Child rights and climate change adaptation: voices from Kenya and Cambodia
This report examines how children’s voices are represented and heard in climate adaptation and disaster risk reduction policy and decision-making spaces and how this process can best be facilitated and promoted. The report addresses children in Kenya experiencing a third consecutive year of failed rains, and Cambodian children's families’ crops devastated by unseasonal rains. It states that those children clearly articulates the links between worsening drought and erratic rainfall and violations of their rights as established under the Convention on the Rights of the Child (CRC).
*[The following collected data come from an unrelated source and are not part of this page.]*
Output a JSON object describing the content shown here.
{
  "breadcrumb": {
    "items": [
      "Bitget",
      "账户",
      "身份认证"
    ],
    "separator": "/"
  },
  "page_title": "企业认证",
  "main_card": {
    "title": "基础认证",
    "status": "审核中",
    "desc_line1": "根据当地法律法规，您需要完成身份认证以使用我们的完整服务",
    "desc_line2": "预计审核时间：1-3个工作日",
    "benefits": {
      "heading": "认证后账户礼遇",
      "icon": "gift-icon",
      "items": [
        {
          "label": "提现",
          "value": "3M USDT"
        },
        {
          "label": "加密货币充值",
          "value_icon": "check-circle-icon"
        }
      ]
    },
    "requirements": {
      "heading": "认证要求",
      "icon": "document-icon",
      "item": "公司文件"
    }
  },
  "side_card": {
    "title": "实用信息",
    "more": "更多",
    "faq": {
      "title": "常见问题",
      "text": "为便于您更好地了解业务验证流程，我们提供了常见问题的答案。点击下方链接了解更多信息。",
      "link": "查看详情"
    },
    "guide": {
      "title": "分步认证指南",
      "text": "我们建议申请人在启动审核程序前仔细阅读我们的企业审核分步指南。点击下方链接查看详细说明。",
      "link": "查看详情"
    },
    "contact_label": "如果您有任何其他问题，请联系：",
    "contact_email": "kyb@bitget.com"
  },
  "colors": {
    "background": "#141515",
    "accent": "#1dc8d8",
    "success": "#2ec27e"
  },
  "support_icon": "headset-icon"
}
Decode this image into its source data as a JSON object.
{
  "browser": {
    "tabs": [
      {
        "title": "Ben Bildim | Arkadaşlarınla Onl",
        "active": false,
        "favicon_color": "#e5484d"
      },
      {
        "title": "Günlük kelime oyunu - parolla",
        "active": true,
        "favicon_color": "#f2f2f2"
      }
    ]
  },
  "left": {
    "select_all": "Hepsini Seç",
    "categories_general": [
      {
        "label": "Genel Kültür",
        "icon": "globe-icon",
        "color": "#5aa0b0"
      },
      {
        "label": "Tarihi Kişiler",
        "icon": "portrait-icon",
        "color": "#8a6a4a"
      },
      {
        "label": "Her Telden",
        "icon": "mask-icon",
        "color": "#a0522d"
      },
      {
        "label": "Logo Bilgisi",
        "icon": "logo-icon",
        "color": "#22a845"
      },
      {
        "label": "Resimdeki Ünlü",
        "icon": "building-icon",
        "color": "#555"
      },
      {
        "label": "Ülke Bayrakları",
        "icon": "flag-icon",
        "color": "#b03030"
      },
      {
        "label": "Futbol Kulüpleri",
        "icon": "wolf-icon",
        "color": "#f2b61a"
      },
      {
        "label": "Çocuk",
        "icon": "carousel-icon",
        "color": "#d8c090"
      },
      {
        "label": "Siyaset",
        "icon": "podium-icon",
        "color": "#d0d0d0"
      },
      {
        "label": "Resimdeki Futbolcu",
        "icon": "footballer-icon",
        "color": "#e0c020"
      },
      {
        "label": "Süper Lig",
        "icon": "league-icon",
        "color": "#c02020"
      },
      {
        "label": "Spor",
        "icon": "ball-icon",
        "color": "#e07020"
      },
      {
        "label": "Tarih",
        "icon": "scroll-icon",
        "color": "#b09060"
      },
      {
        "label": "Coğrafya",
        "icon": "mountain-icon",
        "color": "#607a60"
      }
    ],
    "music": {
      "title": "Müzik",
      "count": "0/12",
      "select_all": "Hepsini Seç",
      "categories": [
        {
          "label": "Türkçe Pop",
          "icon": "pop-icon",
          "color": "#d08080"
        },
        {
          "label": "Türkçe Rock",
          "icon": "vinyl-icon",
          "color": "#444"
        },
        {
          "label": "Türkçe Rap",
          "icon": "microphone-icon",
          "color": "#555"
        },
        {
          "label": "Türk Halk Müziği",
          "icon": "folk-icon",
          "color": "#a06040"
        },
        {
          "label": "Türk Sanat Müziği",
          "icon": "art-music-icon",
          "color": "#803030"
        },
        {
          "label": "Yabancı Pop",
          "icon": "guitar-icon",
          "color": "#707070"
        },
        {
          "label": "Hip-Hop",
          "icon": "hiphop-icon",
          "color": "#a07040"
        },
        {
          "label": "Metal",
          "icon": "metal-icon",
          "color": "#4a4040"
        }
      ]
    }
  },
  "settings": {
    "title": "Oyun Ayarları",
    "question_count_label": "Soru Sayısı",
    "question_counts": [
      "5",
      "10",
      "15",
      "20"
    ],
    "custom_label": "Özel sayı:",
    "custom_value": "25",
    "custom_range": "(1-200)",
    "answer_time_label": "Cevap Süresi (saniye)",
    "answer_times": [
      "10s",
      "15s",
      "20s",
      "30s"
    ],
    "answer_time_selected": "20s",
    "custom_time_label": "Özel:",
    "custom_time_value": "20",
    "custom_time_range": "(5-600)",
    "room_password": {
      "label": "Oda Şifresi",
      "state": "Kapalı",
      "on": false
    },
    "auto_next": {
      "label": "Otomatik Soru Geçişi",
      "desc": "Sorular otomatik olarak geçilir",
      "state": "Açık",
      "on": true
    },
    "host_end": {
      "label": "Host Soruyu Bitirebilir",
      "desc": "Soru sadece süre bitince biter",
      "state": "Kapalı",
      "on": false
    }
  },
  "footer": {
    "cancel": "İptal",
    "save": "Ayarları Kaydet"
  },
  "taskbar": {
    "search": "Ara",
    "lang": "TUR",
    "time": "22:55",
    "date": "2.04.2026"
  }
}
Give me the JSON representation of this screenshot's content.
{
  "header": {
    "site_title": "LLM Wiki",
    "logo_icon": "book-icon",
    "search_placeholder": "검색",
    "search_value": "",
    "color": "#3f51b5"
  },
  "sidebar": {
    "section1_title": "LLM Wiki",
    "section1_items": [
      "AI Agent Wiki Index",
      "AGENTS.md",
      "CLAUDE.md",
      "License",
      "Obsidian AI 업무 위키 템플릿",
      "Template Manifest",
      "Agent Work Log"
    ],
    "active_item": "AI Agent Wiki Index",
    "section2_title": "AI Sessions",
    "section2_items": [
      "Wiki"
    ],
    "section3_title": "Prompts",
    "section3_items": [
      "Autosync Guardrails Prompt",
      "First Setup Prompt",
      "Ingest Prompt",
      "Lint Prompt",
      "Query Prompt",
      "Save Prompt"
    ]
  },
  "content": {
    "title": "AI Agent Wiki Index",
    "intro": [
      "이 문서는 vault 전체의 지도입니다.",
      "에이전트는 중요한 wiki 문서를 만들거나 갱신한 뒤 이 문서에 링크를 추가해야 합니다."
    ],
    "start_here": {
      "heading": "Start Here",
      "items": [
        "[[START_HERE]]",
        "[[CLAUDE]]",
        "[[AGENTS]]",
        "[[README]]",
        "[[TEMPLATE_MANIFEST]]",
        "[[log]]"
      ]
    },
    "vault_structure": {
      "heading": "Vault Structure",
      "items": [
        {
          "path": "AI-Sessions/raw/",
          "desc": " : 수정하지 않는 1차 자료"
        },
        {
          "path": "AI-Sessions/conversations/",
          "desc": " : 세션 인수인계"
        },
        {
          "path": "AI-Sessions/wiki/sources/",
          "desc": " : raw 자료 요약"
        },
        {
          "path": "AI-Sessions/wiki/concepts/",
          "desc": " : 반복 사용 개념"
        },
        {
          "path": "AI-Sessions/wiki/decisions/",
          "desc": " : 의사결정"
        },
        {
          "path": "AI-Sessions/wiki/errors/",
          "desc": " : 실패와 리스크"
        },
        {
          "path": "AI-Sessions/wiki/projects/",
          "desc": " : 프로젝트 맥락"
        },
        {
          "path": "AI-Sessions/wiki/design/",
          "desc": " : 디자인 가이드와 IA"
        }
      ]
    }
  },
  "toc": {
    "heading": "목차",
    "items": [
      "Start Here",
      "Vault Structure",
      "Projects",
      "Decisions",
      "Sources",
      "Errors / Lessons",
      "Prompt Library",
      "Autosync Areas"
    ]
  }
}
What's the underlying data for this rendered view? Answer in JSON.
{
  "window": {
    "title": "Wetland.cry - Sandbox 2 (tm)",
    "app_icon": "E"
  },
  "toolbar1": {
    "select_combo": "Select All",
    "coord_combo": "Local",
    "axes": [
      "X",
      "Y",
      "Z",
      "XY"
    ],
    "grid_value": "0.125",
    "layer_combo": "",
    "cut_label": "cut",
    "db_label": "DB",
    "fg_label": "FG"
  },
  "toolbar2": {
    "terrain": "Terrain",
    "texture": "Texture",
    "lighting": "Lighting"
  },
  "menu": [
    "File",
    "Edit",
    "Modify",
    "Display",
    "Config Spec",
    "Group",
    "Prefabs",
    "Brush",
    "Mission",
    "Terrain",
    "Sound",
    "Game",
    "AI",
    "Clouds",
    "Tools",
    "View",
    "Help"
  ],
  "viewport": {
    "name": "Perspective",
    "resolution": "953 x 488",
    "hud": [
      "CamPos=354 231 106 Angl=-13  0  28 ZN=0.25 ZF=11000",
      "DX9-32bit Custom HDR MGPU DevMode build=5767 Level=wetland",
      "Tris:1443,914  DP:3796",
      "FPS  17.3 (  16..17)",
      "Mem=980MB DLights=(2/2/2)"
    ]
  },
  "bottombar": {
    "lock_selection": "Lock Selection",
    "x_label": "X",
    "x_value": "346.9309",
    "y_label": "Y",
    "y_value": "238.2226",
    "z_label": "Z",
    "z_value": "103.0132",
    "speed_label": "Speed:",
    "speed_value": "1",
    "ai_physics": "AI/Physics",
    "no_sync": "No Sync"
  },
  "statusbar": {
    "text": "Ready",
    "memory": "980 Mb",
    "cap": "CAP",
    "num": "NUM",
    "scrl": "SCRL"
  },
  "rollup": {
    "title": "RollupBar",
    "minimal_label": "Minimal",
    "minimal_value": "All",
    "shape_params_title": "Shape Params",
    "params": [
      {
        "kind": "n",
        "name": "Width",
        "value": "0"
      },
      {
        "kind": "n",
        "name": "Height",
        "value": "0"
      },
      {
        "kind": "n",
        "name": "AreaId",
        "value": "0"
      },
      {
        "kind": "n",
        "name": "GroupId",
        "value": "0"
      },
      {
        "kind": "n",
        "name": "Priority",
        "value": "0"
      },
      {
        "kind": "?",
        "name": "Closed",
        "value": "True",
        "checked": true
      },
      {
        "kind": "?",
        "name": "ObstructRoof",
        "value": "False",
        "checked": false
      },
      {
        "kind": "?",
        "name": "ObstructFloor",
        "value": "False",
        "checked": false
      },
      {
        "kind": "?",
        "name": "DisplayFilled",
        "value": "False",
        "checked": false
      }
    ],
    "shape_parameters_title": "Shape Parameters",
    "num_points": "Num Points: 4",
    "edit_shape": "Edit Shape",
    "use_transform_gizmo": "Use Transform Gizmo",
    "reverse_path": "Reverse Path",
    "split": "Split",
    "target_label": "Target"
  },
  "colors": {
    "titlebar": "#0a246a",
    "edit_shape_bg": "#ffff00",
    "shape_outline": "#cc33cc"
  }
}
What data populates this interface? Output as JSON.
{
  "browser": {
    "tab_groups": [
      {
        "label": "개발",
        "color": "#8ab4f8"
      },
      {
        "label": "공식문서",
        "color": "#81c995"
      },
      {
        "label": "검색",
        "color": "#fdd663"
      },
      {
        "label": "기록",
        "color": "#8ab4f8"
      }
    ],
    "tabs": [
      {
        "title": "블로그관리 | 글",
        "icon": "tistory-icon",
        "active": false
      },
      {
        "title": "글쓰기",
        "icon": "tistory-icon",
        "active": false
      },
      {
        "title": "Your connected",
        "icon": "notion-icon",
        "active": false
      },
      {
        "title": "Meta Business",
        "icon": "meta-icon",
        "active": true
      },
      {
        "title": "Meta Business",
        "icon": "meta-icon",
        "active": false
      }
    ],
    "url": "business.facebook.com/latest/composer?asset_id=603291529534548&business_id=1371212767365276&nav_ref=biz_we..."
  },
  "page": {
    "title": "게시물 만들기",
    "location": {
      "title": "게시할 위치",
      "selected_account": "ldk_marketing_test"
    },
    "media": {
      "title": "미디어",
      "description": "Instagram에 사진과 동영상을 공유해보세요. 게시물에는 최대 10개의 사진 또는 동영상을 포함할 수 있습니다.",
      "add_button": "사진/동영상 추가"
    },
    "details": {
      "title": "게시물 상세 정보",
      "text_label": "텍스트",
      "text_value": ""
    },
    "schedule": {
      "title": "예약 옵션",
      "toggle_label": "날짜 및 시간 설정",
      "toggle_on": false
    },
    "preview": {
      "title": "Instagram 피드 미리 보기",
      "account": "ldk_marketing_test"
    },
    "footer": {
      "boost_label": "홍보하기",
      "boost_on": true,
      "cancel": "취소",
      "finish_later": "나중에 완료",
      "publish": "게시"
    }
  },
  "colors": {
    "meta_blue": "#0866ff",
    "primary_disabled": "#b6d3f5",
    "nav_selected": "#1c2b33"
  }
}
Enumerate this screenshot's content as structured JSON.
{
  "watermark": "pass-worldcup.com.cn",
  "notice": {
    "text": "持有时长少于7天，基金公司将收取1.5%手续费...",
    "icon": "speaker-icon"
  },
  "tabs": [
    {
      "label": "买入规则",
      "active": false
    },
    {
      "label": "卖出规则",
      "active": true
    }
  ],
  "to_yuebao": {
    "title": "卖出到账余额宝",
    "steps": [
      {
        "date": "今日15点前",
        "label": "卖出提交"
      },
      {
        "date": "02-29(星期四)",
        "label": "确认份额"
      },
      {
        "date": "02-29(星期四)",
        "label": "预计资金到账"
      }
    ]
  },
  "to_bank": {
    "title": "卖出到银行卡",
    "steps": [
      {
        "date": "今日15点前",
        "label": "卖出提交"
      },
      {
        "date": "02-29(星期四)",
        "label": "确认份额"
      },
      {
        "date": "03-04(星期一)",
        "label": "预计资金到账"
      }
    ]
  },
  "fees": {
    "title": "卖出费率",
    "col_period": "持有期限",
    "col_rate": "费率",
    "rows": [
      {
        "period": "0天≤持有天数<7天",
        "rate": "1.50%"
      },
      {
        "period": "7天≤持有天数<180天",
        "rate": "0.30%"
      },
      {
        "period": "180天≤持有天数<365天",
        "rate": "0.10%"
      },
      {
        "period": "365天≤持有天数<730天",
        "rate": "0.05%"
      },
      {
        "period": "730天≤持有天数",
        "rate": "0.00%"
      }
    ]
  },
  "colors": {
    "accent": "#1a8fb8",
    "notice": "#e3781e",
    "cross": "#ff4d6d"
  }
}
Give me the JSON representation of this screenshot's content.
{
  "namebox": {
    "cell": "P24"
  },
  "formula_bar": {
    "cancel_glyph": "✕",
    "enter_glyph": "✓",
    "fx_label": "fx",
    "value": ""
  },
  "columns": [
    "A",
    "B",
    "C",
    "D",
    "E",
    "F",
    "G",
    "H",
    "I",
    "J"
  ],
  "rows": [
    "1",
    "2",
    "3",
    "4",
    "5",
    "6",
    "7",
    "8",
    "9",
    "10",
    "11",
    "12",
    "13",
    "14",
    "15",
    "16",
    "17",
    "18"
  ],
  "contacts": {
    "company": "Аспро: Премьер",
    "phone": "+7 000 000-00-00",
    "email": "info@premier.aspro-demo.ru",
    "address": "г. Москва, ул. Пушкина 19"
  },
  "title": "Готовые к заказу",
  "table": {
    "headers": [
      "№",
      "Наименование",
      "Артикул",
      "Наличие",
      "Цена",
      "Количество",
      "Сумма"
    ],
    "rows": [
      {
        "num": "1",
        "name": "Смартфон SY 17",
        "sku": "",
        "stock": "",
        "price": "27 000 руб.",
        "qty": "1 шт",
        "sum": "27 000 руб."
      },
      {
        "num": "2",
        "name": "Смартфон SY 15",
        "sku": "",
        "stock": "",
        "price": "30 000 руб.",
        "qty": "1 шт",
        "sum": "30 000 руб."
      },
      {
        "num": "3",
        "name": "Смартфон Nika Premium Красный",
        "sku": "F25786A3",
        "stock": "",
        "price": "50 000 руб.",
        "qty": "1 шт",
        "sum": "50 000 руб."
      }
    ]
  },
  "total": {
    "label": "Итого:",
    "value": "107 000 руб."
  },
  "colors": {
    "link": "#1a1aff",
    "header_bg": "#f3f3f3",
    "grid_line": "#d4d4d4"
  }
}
The report proposes a two-track approach to fulfil child rights in a changing climate requires: (1) integrating child rights into national climate change responses and (2) integrating climate change into national child rights agendas. It advocates for applying elements of Child Rights Programming to adaptation policy development through: (i) addressing violations of children’s rights brought about by climate change; (ii) strengthening institutional and policy mechanisms for responding to climate change so that children are not hurt and their adaptive capacity strengthened; and (iii) strengthening communities and civil society’s capacity to support children’s rights under the conditions that climate change presents.
This research is part of a programme implemented by Plan International to reduce risk of disasters and conducted by Children in a Changing Climate, which is coordinated by the Institute of Development Studies.